According to another seller in Sharada, Shamsudden Jaafar (Shola), a cooler of ice block normally carries 500 to 700 blocks depending on the size, and the average price is N150, especially last year. Cumulatively, a cooler of 500 ice blocks will generate N75,000, unlike this year where it is generating only N15, 000. The capital usually ranges from N12,000 to N150,000 without the money for the purchase of cooler and electricity.

“The only people enjoying the business this year are those selling to households or coming from villages. Some of them sell between N100 and N200, with some, even selling N250. But they also pay for transport which is also expensive nowadays. Also due to the weather, they sometimes lose,” he said.

Improved electricity in neighbouring states, Niger Republic also responsible

Improved supply of electricity in the country is regarded as a significant development, but for ice block sellers, the reverse is the case as it has barred people from coming to patronize them.
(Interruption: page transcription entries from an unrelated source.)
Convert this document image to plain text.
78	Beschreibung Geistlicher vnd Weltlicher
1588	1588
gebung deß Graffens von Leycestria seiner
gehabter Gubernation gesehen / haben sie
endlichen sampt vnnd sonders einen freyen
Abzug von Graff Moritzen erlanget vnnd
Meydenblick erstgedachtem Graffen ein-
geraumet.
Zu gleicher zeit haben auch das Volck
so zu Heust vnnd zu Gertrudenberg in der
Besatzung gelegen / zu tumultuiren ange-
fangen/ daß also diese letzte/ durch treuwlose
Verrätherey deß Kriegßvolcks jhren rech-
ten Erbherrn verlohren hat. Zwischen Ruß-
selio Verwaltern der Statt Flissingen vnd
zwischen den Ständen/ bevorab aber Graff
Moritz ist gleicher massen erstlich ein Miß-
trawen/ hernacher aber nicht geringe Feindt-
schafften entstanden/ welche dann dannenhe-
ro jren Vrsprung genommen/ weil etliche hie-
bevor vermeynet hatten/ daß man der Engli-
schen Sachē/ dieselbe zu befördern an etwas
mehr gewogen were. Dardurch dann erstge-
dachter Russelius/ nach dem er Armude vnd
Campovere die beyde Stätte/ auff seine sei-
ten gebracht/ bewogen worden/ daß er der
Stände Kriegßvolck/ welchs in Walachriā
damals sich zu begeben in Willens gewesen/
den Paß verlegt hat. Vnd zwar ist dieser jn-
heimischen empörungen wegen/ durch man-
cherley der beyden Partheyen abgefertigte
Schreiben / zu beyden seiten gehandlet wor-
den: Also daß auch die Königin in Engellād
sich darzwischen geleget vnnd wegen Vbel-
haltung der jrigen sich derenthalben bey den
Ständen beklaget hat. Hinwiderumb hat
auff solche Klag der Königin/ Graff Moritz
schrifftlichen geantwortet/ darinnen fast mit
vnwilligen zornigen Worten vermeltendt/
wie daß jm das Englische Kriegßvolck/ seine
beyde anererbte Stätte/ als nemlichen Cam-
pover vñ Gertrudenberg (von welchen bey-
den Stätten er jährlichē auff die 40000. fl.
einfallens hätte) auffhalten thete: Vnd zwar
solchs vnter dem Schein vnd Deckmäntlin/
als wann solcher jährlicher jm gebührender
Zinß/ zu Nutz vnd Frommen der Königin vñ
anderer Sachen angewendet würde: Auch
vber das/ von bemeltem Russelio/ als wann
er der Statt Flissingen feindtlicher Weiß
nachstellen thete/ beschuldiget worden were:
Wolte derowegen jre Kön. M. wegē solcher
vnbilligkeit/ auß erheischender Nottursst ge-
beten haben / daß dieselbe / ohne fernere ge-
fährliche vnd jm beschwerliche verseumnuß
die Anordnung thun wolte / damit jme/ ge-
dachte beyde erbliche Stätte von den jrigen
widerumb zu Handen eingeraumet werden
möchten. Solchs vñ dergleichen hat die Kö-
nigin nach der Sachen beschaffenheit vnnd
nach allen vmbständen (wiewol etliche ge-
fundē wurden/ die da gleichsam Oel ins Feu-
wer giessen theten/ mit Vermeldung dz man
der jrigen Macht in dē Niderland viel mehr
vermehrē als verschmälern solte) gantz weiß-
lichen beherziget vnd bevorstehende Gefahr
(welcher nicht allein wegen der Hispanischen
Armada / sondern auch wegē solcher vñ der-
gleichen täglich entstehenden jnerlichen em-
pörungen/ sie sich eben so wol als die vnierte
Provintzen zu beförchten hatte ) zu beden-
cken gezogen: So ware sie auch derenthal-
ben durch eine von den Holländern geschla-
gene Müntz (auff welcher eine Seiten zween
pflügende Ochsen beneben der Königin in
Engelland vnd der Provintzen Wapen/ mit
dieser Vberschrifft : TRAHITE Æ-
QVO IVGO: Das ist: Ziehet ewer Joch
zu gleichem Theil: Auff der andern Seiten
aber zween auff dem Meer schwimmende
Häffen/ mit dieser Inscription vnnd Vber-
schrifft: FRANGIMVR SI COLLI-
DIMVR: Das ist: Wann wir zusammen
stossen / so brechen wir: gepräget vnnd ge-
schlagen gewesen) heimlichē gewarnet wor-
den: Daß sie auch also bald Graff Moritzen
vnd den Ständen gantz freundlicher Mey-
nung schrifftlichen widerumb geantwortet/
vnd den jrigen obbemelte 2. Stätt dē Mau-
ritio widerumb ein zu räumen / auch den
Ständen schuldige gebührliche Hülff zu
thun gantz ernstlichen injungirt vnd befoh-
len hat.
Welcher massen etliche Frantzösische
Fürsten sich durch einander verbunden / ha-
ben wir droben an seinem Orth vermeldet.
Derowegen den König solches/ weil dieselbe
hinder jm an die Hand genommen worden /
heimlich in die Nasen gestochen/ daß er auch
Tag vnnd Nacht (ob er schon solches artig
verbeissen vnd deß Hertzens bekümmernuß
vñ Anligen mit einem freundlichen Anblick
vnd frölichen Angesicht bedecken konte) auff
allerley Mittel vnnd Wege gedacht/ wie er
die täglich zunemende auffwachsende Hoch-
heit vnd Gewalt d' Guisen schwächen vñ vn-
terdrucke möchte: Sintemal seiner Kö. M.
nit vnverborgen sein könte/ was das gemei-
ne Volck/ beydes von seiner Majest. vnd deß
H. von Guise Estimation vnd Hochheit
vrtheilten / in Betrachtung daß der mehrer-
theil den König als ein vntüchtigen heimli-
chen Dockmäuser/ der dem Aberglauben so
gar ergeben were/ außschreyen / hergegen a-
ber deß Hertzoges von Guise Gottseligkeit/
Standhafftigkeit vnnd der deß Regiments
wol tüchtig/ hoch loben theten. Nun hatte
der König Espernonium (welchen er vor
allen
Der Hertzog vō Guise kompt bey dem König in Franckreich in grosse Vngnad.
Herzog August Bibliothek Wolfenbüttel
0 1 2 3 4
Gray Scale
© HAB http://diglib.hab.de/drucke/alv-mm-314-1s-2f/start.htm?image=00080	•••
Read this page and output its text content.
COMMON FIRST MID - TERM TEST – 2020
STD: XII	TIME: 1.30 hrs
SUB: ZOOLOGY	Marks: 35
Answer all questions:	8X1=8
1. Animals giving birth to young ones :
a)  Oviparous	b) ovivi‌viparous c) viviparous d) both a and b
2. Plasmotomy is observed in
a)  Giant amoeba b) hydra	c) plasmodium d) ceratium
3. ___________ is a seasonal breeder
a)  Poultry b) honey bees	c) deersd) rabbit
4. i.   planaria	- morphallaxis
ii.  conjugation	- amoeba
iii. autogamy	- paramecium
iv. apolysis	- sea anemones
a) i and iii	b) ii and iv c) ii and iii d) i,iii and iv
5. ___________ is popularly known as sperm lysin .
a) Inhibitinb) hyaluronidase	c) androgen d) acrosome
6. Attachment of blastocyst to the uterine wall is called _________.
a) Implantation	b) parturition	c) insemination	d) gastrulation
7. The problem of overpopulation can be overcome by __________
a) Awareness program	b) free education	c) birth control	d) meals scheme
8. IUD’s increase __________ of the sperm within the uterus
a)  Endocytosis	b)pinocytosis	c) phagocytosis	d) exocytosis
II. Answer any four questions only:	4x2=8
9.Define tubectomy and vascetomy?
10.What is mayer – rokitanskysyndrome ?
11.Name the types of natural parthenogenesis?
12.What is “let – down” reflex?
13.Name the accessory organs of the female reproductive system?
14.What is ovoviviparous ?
The improved supply in Katsina, Jigawa and some parts of Kano State, as well as in neighbouring communities in Niger Republic has affected their sales, thereby reducing the patronage from the neighbouring states and Niger, the ice block sellers lamented.

“We used to have customers from Katsina, Jigawa and Niger Republic. But this year, all of them didn’t come to buy ice blocks. They have enough electricity to use and get cold water and ice blocks for household use and even for sale.

“I have a customer from the Niger Republic who told me that for a whole month now, they have had light. Likewise, in Katsina, one of my customers told me that they now have 24-hour power supply. That is why people are not buying. Even in Kano, some places are getting 24 hours electricity supply, especially those on 33KVA line,” Hajiya Jamila said.

The marketers said they are now targeting the peak of the heat period, even though it will come after Ramadan, hoping that the business will boom again with soft drink and meat sellers patronizing them.